On 11 Feb 2012, at 16:37, Peter Baumgartner <pe...@boinx.com> wrote:

> Hi Mike,
>
> Right after WWDC I did some sandboxing work. Dan showed the stuff I had done to Ivan at the Lion Dev Kitchen in Cupertino. He said that we would get the necessary (broad) entitlements for iMedia, but only if we factor them out into XPC bundles. So it is absolutely necessary that we do this work now, or iMedia won't have much of a future - i.e. unless Apple chooses to ditch it's plans for sandboxing at the last minute. But I guess that would be wishful thinking ;-)
>
> BTW, the entitlements for reading Music, Pictures, and Movies folders are not enough. We need to be able to read the *entire* file system. Folder parser for one requires that, and iTunes, iPhoto, Lightroom, or Aperture all have the ability to spread their media files all over the place, not just on a single volume, but on multiple volumes. Ivan understood these requirements and told us we would get the necessary temporary exception entitlement (but only if factored out to an XPC service).
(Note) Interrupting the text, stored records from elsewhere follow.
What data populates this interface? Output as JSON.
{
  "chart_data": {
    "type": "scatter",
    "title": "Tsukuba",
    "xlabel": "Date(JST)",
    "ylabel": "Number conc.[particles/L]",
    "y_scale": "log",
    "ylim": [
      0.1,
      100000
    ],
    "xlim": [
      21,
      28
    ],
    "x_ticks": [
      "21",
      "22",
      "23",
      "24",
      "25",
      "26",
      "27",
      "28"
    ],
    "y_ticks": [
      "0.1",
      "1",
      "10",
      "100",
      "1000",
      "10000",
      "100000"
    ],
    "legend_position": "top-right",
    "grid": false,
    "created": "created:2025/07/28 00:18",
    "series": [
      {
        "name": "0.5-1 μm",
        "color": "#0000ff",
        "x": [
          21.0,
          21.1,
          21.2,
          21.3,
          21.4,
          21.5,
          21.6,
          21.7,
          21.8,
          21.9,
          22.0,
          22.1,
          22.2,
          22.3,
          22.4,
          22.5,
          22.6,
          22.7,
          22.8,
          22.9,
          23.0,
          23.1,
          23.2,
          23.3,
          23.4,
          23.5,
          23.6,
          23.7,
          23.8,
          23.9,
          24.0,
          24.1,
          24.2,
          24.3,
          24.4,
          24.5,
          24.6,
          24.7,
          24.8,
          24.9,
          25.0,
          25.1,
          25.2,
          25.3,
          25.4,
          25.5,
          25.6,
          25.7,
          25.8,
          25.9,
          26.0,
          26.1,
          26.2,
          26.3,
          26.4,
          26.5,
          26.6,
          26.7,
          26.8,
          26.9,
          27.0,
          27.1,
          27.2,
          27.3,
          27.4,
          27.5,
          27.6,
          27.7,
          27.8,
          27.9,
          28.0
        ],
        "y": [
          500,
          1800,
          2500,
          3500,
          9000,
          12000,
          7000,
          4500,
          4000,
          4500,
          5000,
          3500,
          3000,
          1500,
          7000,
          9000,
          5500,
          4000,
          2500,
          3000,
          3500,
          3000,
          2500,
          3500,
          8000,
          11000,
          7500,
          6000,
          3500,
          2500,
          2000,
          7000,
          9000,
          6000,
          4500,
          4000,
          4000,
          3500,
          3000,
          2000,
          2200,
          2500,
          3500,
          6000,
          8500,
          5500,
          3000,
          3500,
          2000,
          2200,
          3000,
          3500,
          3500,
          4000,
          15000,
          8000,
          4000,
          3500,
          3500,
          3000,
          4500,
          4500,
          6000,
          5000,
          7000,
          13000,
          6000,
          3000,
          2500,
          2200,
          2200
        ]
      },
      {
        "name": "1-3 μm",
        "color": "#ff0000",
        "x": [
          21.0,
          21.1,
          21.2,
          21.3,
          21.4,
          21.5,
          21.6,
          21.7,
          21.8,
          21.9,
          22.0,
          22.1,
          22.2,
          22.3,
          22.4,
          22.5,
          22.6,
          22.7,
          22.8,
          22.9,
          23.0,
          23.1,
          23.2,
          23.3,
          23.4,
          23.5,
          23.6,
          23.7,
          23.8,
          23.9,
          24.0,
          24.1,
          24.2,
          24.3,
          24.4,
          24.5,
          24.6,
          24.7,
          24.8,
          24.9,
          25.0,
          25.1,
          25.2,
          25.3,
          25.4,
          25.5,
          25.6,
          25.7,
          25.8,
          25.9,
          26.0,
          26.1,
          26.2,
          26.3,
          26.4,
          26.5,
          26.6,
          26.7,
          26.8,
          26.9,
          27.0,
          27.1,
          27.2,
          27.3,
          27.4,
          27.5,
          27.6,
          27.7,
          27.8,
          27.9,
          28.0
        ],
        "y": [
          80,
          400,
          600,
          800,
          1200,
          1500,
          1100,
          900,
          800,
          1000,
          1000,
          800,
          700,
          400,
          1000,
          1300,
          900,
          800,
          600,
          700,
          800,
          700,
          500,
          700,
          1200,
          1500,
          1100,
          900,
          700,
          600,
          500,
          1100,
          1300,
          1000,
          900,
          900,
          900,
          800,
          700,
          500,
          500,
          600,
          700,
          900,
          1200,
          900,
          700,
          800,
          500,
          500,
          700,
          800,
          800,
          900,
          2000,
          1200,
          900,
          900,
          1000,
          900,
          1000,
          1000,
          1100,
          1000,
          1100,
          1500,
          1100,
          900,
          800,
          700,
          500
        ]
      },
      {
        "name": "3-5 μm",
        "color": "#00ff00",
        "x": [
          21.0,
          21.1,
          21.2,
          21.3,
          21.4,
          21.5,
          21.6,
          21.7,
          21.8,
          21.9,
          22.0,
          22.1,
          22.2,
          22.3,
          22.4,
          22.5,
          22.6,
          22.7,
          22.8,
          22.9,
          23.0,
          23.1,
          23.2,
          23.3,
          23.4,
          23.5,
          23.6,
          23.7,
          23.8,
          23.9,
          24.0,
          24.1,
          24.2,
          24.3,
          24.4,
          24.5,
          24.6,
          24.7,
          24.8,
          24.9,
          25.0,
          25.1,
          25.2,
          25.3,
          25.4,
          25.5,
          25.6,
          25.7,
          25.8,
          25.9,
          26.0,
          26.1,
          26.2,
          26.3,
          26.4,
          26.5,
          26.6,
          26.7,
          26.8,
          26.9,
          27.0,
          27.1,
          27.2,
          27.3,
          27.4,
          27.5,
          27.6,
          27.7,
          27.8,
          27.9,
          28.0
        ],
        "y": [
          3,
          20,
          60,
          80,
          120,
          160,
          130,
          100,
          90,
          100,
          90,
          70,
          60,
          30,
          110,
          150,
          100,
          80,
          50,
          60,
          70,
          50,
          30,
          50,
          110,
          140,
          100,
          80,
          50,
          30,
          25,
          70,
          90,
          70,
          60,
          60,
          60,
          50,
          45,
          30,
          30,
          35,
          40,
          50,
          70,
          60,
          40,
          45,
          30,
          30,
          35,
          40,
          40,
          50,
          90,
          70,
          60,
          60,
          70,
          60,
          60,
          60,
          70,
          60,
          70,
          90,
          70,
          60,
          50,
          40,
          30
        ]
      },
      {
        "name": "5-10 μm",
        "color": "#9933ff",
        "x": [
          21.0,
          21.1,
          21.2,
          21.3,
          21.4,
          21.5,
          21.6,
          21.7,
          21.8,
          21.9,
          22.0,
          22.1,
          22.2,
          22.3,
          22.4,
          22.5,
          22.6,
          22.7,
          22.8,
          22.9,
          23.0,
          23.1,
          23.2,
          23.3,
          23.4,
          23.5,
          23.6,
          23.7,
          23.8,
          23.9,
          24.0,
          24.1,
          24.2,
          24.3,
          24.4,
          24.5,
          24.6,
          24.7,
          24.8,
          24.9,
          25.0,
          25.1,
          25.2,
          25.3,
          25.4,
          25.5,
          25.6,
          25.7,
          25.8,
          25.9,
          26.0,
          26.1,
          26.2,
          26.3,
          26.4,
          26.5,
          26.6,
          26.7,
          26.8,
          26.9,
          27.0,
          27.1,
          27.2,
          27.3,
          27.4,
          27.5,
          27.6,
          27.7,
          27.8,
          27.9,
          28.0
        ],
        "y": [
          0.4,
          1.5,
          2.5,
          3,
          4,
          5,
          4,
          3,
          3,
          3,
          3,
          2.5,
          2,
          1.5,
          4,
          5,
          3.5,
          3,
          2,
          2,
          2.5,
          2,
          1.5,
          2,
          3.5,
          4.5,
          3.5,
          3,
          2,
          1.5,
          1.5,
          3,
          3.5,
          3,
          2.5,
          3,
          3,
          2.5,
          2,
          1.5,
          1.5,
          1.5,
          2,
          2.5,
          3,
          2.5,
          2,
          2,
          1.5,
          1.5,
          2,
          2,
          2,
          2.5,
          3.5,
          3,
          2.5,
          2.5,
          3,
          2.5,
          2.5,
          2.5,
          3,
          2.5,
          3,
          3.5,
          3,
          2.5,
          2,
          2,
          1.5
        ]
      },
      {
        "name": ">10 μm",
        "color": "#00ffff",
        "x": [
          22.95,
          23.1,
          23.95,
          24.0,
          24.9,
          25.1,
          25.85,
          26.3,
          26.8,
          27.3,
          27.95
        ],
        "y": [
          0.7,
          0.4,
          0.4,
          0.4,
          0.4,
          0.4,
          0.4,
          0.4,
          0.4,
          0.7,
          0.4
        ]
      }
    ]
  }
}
And this is the bit I find strange: splitting out a service to gain a *temporary* entitlement. These cases are all relatively advanced use cases; the people that apple probably cares about least right now.

As it stands presently, Sandvox is pretty going to be forced to ask for read only access to the file system, regardless of iMedia. The problem that everybody's fairly desperately waiting on apple to solve: persistent access to individual files/folders. If we can have that, Sandvox no longer needs such a broad entitlement, and iMedia's folder parser can work again.

After that, the remaining problem is external media referenced by Aperture etc. Again it seems we need to wait on apple for a decent solution, rather than refactor in order to have a temporary solution.